Aside from rescheduling until the child grows out of his shyness (that’d be funny), there are a few things that I do during my lifestyle photography sessions that you can try out.
If this is your first time meeting your little subject, show them the courtesy that you’d show an adult. Tell them who you are and what you will be doing. My suggestion is: don’t put too much focus on the photography. Instead, focus on all the fun you’ll be having and what activities you’ll be doing together.
Give some space
When there are shy children, I start my sessions with a long lens (usually my 70-200mm f/2.8) so I can have some distance from them. That will allow me to get some shots from a distance while giving kids time to warm up.
No matter what the age of your subjects, treat them with respect. Talk to them. Ask them questions. Engage. Interact. Kids are incredibly in-tune to genuine interest. If they see you having a good time, they will more likely join in.
Let them be themselves
As opposed to children who are temporarily shy around strangers, some children are naturally quiet and introverted. There is nothing wrong with capturing who they are! If they are hiding behind mommy’s legs or quietly sitting by a tree, why not capture that? Not every photo of a child needs to be of them smiling or laughing. For more tips on this, read “Don’t Wait For a Smile”. Sometimes kids will open up after they feel the pressure is off of them to perform in front of the camera.

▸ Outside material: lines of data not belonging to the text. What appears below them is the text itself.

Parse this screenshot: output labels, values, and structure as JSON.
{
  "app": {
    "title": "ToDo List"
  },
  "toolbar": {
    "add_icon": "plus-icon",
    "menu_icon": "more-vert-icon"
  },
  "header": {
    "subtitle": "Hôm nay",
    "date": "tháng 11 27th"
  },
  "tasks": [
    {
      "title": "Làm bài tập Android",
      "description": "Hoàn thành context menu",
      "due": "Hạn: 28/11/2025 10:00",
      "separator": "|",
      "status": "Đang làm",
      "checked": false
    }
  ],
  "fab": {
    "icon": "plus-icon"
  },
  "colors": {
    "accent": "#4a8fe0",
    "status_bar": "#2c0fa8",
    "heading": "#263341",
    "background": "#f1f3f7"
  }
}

Let them have a comfort object
If you find out your young subject is shy, allow the parents to bring a comfort object to their session, like a lovey, blanket or favorite toy. Sometimes just having that well-loved object can put the child at ease.
Simply put, if you don’t look friendly and approachable, children won’t warm up to you very easily.
In my photography career, I’ve had several clients contact me to warn me how their child is shy, hates the camera and will literally run from me when they see my camera! I am happy to say that I’ve never had a shoot where a shy child didn’t warm up and do wonderfully during the shoot. (Knock on wood!)
My love of children is transparent, so making kids feel comfortable comes naturally. Now I am sharing my tried-and-true formula that has worked for me for many years. I hope this will work for you too!
What tips would you add for photographing shy Children?